I know that if A and B are square nxn matrices, then AB and BA have the same characteristic polynomial and thus the same eigenvalues (and same algebraïc multiplicity).
I'm wondering though if this can be generalized: if A is a nxm matrix and B a mxn matrix, then AB is a nxn matrix and BA a mxm matrix. So my question is: will the eigenvalues of AB and BA, that differ from zero, have the same algebraïc multiplicity?
Suppose $A$ has $d$ more rows than columns, and therefore that $B$ has $d$ more columns than rows. Add $d$ zero columns to $A$, and $d$ zero rows to $B$, to get square matrices $A',B'$. The product $A'B'$ is identical to $AB$, while $B'A'$ is obtained from $BA$ by adding $d$ zero rows and $d$ zero columns. Since $B'A'$ is block diagonal (actually block-triangular would have sufficed), the characterisitic polynomial of $B'A'$, which is equal to that of $A'B'$ by the result for square matrices, is $X^d$ times the characteristic polynomial of $BA$. Therefore what you guessed is indeed true: $$\chi_{BA}=X^d\chi_{AB}.$$
Here is another solution based on well known facts about calculating determinant of block matrices:
Suppose $A$ is an $n\times n$ matrix with the black decomposition \begin{align} A=\begin{pmatrix} A_{11} & A_{12}\\ A_{21} & A_{22} \end{pmatrix} \end{align} where $A_{ii}$ is a squared matrix of size $n_i\times n_i$, $i = 1,2$.
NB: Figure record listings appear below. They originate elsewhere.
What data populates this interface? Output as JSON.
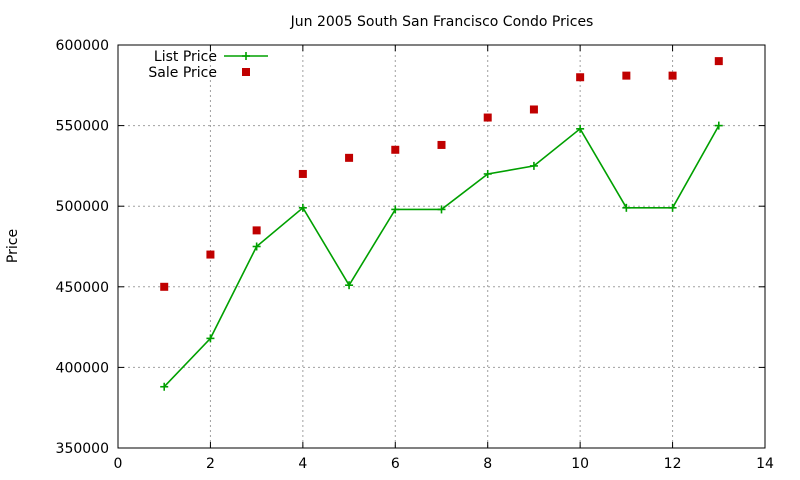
{
  "chart_data": {
    "type": "line",
    "title": "Jun 2005 South San Francisco Condo Prices",
    "xlabel": "",
    "ylabel": "Price",
    "xlim": [
      0,
      14
    ],
    "ylim": [
      350000,
      600000
    ],
    "xticks": [
      0,
      2,
      4,
      6,
      8,
      10,
      12,
      14
    ],
    "yticks": [
      350000,
      400000,
      450000,
      500000,
      550000,
      600000
    ],
    "grid": true,
    "legend_position": "top-left",
    "series": [
      {
        "name": "List Price",
        "style": "line+plus-markers",
        "color": "#00a000",
        "x": [
          1,
          2,
          3,
          4,
          5,
          6,
          7,
          8,
          9,
          10,
          11,
          12,
          13
        ],
        "y": [
          388000,
          418000,
          475000,
          499000,
          451000,
          498000,
          498000,
          520000,
          525000,
          548000,
          499000,
          499000,
          550000
        ]
      },
      {
        "name": "Sale Price",
        "style": "square-markers",
        "color": "#c00000",
        "x": [
          1,
          2,
          3,
          4,
          5,
          6,
          7,
          8,
          9,
          10,
          11,
          12,
          13
        ],
        "y": [
          450000,
          470000,
          485000,
          520000,
          530000,
          535000,
          538000,
          555000,
          560000,
          580000,
          581000,
          581000,
          590000
        ]
      }
    ]
  }
}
If $\operatorname{det}(A_{11})\neq0$ then \begin{align} \operatorname{det}(A)=\operatorname{det}(A_{11})\cdot\operatorname{det}(A_{22}-A_{21}A^{-1}_{11}A_{12})\tag{0}\label{zero} \end{align} If $\operatorname{det}(A_{22})\neq0$ then \begin{align} \operatorname{det}(A)=\operatorname{det}(A_{22})\cdot\operatorname{det}(A_{11}-A_{12}A^{-1}_{22}A_{21})\tag{0'}\label{zerop} \end{align}
Suppose $A$ and $B$ are matrices of size $k\times \ell$ and $\ell\times k$ respectively. Consider the matrix $L$ of size $n\times n$, where $n=k+\ell$, given by \begin{align} L:=\begin{pmatrix} I_k & A\\ B & I_\ell\end{pmatrix} \end{align} where $I_k$ and $I_\ell$ are the identity matrices of size $k$ and $\ell$ respectively. Then, by \eqref{zero} and \eqref{zerop} $$\operatorname{det}(L)=\operatorname{det}(I_k - AB)=\operatorname{det}(I_\ell - BA)\tag{1}\label{one}$$
Let $p_{AB}$ and $p_{BA}$ denote the characteristic polynomials of squared matrices $AB$ and $BA$ respectively. Then, by \eqref{one}, for any $t\neq0$ \begin{align} p_{AB}(t)&=(-1)^k\operatorname{det}(tI_k - AB)=(-t)^k\operatorname{det}(I_k -\tfrac1tAB)\\ &=(-t)^k\operatorname{det}(I_\ell - \tfrac1t BA)=(-1)^k t^{k-\ell}\operatorname{det}(tI_\ell - BA)\\ &= (-t)^{k-\ell}p_{BA}(t) \end{align} From this identity, it follows that or any $t_*\neq0$, $t_*$ is an eigenvalue of $AB $ iff $t_*$ is an eigenvalue of $BA, $ and moreover, the (algebraic) multiplicity of $t_*$ as an eigenvalue of $AB$ is the same as an eigenvalue of $BA$.